Typically, agencies actually fund positions—referred to as Full Time Equivalents (FTEs)—they intend to fill throughout the year. However, the MPD budget proposal also includes “unfunded” positions. This practice allows MPD to maintain “budget authority” for the Mayor to allocate money for these positions midyear, thereby circumventing Council oversight and the public budget process. Additionally, neither the Mayor’s MPD budget proposal nor agency representatives’ responses to Council oversight questions specify the kinds of staffing positions that are unfunded and why they warrant inclusion in the budget request.
In addition to opaque staffing levels, MPD consistently spends far greater than its allocated budget, largely due to overtime spending. While national protests, the January 6th insurrection, and pandemic response led to unprecedented overtime spending, MPD overspending precedes these events. In the last five years, MPD has spent an average of $37.6 million more than their approved budget adjusted for inflation, almost entirely on overtime (Figure 1).
Overspending by MPD on unallocated costs takes resources away from other needed services and directly harms Black communities. For example, Mayor Bowser diverted more than $28 million from the health care fund and nearly $13 million in underspending from workforce funds in FY 2021 to cover police overtime. The diversion of these funds are especially harmful given the pandemic’s unequal public health and economic burden on Black communities. And, although Black individuals make up 46 percent of DC’s population, they make up 70 percent of all police stops, over 90 percent of all stop and frisks, and 91 percent of reported use of force incidents. If DC leaders fail to further interrogate resource allocation to MPD and its use of those resources, greater investments will continue to perpetuate the harms experienced by Black residents.

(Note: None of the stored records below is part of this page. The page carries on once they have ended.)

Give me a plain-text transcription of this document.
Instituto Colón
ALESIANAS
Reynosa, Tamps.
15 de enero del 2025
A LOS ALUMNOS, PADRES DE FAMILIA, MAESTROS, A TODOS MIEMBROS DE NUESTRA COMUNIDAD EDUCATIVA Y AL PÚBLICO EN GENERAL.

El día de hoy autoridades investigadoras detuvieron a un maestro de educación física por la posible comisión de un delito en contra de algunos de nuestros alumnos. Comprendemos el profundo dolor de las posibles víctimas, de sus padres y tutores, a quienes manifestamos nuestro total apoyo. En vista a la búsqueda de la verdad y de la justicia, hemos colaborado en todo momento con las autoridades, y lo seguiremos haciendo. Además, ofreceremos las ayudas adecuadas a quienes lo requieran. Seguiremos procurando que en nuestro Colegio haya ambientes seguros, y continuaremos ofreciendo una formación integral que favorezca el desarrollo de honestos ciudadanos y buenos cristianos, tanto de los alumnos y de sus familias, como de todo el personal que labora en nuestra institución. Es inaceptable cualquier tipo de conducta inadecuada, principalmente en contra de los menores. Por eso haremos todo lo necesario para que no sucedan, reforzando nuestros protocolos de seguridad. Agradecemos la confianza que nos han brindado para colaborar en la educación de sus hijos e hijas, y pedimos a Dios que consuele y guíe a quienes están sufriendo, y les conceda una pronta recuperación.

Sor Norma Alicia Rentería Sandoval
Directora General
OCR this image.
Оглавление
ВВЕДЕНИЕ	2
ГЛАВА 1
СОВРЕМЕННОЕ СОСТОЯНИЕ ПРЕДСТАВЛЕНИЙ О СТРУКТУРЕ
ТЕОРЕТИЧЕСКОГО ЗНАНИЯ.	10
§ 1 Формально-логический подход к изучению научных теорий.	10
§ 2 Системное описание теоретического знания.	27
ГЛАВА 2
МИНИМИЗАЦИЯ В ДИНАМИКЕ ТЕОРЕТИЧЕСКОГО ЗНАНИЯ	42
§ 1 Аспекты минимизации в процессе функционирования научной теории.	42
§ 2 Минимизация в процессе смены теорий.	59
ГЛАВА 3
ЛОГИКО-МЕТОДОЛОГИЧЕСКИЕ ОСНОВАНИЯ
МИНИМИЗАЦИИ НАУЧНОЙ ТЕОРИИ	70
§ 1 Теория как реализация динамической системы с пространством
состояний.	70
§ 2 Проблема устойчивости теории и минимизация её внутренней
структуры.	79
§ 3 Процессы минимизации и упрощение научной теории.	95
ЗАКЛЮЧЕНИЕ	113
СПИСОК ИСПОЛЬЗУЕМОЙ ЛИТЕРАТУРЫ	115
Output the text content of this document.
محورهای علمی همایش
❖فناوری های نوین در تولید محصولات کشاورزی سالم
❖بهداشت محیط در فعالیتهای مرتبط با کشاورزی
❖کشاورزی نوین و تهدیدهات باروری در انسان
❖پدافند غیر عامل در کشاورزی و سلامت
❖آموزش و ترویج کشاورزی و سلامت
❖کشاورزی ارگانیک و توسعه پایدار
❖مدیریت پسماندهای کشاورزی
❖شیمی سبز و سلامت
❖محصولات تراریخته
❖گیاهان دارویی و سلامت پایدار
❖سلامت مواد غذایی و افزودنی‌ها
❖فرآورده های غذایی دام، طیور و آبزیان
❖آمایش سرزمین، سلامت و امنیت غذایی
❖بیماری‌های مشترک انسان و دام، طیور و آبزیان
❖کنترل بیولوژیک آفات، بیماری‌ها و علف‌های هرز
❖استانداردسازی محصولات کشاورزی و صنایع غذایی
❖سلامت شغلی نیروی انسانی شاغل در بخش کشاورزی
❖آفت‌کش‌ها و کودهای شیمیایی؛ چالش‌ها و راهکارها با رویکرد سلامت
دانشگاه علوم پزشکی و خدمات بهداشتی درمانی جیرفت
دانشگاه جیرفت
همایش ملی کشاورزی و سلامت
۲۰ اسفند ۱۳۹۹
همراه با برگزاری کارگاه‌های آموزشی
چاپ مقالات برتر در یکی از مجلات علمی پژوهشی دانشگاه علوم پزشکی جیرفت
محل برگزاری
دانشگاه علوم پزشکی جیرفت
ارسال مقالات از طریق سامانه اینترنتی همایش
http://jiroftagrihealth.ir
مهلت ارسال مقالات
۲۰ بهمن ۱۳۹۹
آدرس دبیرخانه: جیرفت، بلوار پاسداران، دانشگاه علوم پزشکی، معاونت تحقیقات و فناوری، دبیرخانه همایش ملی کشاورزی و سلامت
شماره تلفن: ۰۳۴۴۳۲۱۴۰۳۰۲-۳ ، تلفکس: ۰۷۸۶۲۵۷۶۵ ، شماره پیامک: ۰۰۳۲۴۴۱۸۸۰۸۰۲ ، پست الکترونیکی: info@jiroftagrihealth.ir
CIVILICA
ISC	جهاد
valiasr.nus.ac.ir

Proposed Amendment Would Improve MPD Transparency
The MPD Budget and Staffing Transparency Budget Support Act amendment is a step toward better transparency and public accountability. It would require MPD to publish staffing and budget data on an annual or monthly basis, in addition to records of stops, including details such as where stops occur, and the race of individuals stopped (Table 1).
This amendment is critical to understanding actual police staffing, funds for staffing, and overtime expenses. Monthly reporting would provide Council greater clarity on changes to the size of the force so they can keep a more precise pulse on spending, and annual reporting would shed light on the number of FTEs left unfunded in the budget. As for overtime, Council passed temporary legislation in 2020 requiring MPD to notify Council when their overtime spending exceeds five percent of the approved overtime budget and provide spending reports. Council let this requirement expire in 2021. While the amendment would not restore this notification, it would require an annual report breaking out the monthly overtime expenses with a pay justification.
The Amendment Is Just One Step Toward Public Accountability
More work is needed to hold MPD accountable, even if the amendment is approved. For example, a comprehensive staffing audit, like the one requested by Chairman Mendelson, could provide essential information to better assess how officers could more effectively utilize their time working toward true community safety. Conducting this audit should also be an urgent priority in addition adopting the BSA amendment.
Improving public safety requires deep and consistent interrogation of how resources are being used to meet all residents’ needs. DCFPI urges the Council to adopt the proposed transparency amendment as a necessary step toward greater visibility of how resources are being spent on policing.